1. PLANIFIER le développement du réemploi, notamment de la consigne pour réemploi, pour donner de la visibilité aux acteurs économiques et accélérer la sortie du « tout-jetable »

Les articles 9 et 67 de la loi « AGEC » et leur décret d'application du 8 avril 202210(*) ont amorcé la planification du réemploi, en prévoyant l'adoption d'une trajectoire nationale visant à augmenter la part des emballages réemployés mis en marché par rapport aux emballages à usage unique, de manière à atteindre une proportion de 5 % des emballages réemployés mis en marché en France en 2023 et de 10 % en 2027 (1° du I et III de l'article L. 541-1 du code de l'environnement).

Cette obligation s'applique aux entreprises qui mettent sur le marché plus de 10 000 emballages par an, avec une entrée en vigueur progressive pour les producteurs déclarant un chiffre d'affaires annuel supérieur à 50 millions d'euros, puis entre 20 et 50 millions d'euros et enfin inférieur à 20 millions d'euros.

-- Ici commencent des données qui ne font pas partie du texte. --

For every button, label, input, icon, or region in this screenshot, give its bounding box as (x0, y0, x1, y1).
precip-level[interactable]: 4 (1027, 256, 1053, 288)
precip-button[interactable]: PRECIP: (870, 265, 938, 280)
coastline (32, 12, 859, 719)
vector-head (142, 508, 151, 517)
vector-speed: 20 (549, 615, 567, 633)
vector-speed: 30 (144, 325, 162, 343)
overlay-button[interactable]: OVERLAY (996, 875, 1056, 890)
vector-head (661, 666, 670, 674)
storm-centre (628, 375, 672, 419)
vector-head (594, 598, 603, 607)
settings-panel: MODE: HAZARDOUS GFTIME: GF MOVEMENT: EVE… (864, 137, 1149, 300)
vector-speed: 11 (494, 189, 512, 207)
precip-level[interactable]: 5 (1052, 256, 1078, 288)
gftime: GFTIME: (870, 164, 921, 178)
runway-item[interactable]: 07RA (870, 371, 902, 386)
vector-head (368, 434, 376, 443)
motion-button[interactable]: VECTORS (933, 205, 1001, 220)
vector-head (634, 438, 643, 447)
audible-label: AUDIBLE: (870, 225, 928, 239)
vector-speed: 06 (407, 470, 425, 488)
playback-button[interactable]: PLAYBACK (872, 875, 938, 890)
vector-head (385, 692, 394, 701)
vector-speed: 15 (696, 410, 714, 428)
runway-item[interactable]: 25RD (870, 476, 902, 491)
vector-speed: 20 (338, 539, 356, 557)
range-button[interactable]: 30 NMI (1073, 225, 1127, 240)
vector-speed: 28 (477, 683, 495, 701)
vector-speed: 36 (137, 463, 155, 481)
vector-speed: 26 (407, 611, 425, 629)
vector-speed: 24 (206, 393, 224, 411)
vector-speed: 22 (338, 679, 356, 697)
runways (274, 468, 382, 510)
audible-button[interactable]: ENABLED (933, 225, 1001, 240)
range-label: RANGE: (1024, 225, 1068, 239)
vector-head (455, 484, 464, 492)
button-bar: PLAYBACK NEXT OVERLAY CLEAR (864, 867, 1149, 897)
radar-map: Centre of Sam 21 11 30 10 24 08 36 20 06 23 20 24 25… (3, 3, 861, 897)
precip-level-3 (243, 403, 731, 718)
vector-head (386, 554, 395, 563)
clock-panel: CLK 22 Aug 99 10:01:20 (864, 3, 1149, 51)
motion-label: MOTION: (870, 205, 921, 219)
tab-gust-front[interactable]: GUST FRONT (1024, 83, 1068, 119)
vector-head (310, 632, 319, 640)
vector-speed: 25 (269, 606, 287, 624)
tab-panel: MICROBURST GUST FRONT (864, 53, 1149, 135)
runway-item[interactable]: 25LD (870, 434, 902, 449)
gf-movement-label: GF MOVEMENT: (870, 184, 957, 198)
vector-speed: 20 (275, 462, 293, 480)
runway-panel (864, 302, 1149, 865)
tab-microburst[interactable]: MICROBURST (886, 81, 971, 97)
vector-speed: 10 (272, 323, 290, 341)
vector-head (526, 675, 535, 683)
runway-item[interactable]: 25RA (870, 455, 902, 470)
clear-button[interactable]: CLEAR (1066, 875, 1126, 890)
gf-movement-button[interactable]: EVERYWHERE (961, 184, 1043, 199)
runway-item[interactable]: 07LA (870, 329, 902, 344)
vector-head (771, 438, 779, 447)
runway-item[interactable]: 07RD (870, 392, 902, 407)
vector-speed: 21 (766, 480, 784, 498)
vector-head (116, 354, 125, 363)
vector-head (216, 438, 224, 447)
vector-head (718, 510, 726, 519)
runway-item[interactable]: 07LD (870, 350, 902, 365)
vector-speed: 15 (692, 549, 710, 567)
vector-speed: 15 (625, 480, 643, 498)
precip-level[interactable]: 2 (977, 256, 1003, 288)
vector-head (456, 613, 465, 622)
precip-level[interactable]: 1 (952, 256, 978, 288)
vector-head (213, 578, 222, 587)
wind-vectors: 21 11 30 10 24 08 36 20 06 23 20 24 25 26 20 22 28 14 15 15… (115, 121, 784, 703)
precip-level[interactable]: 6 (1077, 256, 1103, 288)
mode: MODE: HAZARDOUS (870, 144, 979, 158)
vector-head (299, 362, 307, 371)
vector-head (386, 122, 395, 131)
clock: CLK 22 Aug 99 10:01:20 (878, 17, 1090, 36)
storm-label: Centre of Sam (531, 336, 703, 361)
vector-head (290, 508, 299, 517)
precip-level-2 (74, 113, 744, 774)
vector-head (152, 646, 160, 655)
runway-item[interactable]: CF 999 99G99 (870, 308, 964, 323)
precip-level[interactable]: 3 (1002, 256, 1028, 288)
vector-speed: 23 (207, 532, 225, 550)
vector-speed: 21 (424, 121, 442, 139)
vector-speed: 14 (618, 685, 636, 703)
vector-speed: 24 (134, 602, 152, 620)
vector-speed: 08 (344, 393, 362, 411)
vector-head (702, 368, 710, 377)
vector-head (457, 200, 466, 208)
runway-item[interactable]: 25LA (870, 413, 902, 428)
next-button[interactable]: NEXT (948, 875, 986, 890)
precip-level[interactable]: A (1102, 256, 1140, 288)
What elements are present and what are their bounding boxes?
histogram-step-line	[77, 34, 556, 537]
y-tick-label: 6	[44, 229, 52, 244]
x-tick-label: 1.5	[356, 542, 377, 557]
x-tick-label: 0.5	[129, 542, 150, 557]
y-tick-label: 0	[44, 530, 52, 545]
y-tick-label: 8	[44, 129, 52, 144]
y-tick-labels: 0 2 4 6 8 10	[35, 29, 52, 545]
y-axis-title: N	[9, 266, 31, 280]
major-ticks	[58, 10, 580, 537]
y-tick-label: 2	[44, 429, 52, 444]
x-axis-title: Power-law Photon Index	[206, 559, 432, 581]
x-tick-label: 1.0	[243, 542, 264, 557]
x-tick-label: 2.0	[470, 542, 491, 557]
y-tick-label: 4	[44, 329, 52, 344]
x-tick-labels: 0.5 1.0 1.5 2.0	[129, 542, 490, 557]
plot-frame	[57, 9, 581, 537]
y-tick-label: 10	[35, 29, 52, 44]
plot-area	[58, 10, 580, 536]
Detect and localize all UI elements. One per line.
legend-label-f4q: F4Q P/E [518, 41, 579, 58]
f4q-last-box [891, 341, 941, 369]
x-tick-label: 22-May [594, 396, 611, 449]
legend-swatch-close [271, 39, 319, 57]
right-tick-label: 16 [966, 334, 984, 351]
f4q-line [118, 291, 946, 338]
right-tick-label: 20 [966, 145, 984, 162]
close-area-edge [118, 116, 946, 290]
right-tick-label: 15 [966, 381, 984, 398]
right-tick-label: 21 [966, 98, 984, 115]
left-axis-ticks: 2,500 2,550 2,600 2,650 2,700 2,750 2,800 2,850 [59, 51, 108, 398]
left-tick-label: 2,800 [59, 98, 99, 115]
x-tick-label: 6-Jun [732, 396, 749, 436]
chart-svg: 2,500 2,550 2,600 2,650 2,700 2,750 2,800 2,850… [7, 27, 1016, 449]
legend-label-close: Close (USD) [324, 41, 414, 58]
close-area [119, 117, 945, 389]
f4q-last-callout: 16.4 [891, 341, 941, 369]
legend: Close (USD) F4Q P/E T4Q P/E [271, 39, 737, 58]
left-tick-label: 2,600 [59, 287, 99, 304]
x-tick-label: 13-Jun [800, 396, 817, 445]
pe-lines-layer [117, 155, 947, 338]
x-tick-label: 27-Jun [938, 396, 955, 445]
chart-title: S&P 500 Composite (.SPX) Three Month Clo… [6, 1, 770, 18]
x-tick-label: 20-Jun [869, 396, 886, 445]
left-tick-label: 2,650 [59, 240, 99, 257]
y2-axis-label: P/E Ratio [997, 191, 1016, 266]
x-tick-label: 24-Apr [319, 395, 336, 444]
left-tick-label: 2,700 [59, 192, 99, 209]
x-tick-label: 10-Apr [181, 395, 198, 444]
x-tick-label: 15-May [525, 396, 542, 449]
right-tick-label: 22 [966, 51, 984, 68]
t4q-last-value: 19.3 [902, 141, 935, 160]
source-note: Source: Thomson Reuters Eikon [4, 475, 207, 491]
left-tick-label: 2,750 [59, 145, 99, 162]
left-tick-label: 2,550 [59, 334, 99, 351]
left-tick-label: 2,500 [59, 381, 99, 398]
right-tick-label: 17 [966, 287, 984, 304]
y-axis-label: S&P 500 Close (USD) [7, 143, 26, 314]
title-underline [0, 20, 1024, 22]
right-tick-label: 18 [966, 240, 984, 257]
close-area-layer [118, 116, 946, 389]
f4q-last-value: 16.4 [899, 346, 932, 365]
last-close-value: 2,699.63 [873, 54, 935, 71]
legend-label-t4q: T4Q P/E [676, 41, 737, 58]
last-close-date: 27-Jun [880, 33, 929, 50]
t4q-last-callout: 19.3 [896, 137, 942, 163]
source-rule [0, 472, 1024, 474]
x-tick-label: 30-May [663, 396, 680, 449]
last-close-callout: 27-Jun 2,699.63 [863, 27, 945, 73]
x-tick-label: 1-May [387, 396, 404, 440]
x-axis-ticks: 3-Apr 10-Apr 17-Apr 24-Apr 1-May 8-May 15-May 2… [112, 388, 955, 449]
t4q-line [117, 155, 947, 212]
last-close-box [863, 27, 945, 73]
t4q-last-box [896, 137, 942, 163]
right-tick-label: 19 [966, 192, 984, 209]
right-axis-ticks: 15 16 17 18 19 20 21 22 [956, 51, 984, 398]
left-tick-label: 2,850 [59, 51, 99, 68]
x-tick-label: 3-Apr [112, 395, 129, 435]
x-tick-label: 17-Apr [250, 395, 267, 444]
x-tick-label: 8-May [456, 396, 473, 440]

La rapporteure appelle tout d'abord à étendre cet effort de planification au-delà de 2027 pour accroître la visibilité des acteurs. Elle estime également que ces trajectoires pourraient être affinées, par secteur et pour certains produits, pour en renforcer l'opérationnalité. Ces trajectoires devraient enfin être inscrites dans les cahiers des charges de la « REP emballages ménagers » et de la « REP emballages de la restauration » et faire l'objet de sanctions systématiques en cas de non-atteinte (cf infra).

Proposition n° 1 : Décliner les trajectoires d'emballages réemployés mis en marché par secteur et pour certains produits. Intégrer ces trajectoires dans les cahiers des charges de la « REP emballages ménagers » et de la « REP emballages de la restauration ».

Comme elle l'avait rappelé à l'occasion des débats sur la loi « AGEC » en 2020 et sur la loi « Climat et résilience » en 2021, la rapporteure estime que la consigne pour réemploi sur les emballages en verre constitue un formidable levier pour atteindre nos objectifs de réduction de déchets d'emballages, en particulier celui de réduction de 50 % de bouteilles plastiques à usage unique mises sur le marché à échéance 2030.

Les gains environnementaux globaux permis par un système de consigne sont confirmés par l'étude de l'Ademe, prévue par la loi « AGEC », qui vient d'être publiée à la fin du mois de juin dernier.

L'évaluation environnementale de la consigne pour réemploi

L'étude réalisée par l'Ademe est consacrée à la comparaison d'emballages primaires en verre réemployables et consignés avec des emballages primaires à usage unique, en verre (volet A, composé de cinq scénarios) et en autres matériaux (volet B, également composé de cinq scénarios). Le rapport publié en juin dernier ne porte que sur le volet A - le volet B sera présenté dans un second livrable de l'étude.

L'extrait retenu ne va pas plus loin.